Posted in Books, Statistics with tags , , , , , , , , on March 15, 2021 by xi'an

On the flight back from Montpellier, last week, I read a 2019 paper by Gao et al. revisiting the MLE estimation of a parametric family parameter when the normalising constant Z=Z(θ) is unknown. Via noise-contrastive estimation à la Guttman & Hyvärinnen (or à la Charlie Geyer). Treating the normalising constant Z as an extra parameter (as in Kong et al.) and the classification probability as an objective function and calling it a likelihood, which it is not in my opinion as (i) the allocation to the groups is not random and (ii) the original density of the actual observations does not appear in the so-called likelihood.

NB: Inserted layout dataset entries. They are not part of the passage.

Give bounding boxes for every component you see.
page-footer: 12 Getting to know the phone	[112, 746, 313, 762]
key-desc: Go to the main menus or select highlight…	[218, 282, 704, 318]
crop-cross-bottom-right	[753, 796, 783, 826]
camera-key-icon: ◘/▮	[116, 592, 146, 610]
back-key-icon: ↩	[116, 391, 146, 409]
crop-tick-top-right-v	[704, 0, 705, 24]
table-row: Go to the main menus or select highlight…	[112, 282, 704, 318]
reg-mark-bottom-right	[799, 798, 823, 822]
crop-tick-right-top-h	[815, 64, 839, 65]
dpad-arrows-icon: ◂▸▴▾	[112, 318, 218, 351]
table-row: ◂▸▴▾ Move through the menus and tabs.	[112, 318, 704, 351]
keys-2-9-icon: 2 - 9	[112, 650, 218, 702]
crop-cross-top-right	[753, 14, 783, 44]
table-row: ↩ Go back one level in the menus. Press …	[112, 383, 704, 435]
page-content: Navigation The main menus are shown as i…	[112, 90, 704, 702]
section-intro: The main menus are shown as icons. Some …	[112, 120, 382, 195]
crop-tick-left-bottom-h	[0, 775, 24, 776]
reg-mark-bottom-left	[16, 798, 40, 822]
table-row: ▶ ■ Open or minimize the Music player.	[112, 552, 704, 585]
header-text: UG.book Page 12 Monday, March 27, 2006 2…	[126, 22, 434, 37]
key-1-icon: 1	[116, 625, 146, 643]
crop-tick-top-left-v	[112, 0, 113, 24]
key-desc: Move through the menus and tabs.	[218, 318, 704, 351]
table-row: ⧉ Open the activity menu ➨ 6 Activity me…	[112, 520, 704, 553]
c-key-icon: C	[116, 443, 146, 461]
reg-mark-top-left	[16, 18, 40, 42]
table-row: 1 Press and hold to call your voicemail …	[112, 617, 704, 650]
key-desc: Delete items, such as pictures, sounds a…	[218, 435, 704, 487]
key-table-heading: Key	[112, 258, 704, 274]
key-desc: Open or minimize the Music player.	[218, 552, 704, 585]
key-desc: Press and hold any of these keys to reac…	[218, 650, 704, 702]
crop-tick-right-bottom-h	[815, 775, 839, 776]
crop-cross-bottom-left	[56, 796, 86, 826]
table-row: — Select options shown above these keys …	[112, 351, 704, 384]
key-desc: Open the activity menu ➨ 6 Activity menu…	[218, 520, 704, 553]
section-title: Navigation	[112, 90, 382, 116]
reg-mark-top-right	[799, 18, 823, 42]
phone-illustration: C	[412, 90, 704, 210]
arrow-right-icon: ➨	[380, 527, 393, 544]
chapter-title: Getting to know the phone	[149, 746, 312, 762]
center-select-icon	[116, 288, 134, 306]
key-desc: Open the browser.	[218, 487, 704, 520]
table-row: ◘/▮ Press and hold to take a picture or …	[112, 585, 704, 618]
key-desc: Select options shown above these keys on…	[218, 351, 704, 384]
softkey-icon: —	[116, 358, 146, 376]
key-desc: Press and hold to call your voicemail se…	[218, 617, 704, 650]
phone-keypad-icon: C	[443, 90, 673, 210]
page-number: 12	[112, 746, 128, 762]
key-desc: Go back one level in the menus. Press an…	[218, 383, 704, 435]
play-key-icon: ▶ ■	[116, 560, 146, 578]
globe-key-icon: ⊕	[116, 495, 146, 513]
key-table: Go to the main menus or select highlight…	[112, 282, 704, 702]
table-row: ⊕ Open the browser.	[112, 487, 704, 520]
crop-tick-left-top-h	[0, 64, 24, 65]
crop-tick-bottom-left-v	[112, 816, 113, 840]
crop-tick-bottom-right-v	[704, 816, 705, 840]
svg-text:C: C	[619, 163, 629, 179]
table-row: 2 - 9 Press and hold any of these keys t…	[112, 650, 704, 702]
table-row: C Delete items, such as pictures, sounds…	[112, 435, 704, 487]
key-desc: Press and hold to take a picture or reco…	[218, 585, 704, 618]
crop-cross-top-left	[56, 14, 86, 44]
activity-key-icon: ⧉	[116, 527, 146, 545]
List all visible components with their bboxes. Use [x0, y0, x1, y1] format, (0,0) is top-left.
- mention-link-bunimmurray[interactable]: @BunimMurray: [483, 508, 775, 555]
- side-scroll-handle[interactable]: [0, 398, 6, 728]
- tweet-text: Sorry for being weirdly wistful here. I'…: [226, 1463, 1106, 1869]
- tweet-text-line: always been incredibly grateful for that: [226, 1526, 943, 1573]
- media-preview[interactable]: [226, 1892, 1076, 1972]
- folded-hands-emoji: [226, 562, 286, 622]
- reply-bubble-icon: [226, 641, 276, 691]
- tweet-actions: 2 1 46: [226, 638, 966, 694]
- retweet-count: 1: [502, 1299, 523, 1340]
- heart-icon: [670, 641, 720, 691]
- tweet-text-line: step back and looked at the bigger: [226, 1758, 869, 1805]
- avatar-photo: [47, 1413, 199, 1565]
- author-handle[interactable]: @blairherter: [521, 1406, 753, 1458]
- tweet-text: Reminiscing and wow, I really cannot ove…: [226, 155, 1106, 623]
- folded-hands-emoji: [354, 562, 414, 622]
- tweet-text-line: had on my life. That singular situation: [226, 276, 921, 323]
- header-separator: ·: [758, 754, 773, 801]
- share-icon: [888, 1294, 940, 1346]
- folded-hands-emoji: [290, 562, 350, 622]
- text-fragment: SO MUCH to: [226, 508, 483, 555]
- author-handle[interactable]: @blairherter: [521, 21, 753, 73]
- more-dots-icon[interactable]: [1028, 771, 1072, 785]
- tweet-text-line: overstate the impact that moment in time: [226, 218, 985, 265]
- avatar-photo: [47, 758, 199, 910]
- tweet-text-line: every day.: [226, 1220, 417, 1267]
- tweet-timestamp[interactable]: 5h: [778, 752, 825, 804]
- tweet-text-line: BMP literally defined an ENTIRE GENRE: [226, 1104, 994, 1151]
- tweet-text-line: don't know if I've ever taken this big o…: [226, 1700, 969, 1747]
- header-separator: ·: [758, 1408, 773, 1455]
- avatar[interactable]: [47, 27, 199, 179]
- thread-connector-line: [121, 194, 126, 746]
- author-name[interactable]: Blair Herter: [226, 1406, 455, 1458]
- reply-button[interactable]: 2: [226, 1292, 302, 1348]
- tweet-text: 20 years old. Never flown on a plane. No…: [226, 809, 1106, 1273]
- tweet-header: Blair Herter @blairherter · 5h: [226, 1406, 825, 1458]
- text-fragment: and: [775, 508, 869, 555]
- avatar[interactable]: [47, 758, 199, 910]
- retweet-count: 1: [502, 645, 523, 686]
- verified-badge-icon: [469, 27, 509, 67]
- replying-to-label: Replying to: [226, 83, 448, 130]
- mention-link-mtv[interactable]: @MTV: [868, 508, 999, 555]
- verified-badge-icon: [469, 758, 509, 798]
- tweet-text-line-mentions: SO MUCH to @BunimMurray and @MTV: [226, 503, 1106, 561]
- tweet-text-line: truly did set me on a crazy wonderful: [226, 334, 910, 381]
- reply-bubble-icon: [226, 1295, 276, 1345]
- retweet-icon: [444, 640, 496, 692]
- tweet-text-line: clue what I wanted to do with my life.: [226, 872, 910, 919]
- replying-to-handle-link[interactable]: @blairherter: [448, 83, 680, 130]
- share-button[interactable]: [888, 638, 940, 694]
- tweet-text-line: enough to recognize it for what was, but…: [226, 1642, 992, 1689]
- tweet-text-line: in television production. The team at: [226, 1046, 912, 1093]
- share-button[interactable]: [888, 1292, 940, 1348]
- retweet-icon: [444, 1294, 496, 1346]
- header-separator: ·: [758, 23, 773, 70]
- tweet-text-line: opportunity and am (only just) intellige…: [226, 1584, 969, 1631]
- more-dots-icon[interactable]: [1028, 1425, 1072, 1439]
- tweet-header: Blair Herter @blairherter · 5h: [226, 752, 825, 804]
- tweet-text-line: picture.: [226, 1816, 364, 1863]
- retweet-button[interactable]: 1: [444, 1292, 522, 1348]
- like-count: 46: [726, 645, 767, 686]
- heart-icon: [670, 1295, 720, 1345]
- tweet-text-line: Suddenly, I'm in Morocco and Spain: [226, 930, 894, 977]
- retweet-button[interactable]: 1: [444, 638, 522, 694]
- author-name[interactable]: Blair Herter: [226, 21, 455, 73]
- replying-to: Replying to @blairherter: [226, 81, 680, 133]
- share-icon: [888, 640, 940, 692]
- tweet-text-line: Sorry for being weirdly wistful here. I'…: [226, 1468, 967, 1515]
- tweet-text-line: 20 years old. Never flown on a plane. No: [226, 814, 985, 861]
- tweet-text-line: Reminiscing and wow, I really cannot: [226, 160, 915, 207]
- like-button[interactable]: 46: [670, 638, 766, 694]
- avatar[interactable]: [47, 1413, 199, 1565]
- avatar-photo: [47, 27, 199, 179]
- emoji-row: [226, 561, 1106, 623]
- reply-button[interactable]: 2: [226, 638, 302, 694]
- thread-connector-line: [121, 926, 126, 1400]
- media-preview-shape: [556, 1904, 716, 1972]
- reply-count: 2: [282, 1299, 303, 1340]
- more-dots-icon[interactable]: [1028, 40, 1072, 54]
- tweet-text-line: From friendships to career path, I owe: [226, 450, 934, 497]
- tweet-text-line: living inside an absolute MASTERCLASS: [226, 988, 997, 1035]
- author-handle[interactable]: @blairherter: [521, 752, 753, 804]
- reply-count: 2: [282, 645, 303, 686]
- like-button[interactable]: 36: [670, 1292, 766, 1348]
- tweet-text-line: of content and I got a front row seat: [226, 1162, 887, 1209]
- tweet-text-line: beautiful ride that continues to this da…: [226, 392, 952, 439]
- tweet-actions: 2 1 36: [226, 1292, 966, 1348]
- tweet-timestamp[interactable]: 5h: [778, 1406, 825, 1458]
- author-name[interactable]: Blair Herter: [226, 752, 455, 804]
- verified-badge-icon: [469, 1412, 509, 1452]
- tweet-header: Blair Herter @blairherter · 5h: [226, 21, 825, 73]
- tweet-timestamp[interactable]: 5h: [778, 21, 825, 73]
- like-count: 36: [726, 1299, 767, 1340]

“When q appears on the right of KL-divergence [against p],  it is forced to cover most of the modes of p, When q appears on the left of KL-divergence, it tends to chase the major modes of p while ignoring the minor modes.”

The flow in the title indicates that the contrastive distribution q is estimated by a flow-based estimator, namely the transform of a basic noise distribution via easily invertible and differentiable transforms, for instance with lower triangular Jacobians. This flow is also estimated directly from the data but the authors complain this estimation is not good enough for noise contrastive estimation and suggest instead resorting to a GAN version where the classification log-probability is maximised in the model parameters and minimsed in the flow parameters. Except that I feel it misses the true likelihood part. In other words, why on Hyperion would estimating all θ, Z=Z(θ), and α at once improve the estimation of Z?

The other aspect that puzzles me is that (12) uses integrated classification probabilities (with the unknown Z as extra parameter), rather than conditioning on the data, Bayes-like. (The difference between (12) and GAN is that here the discriminator function is constrained.) Esp. when the first expectation is replaced with its empirical version.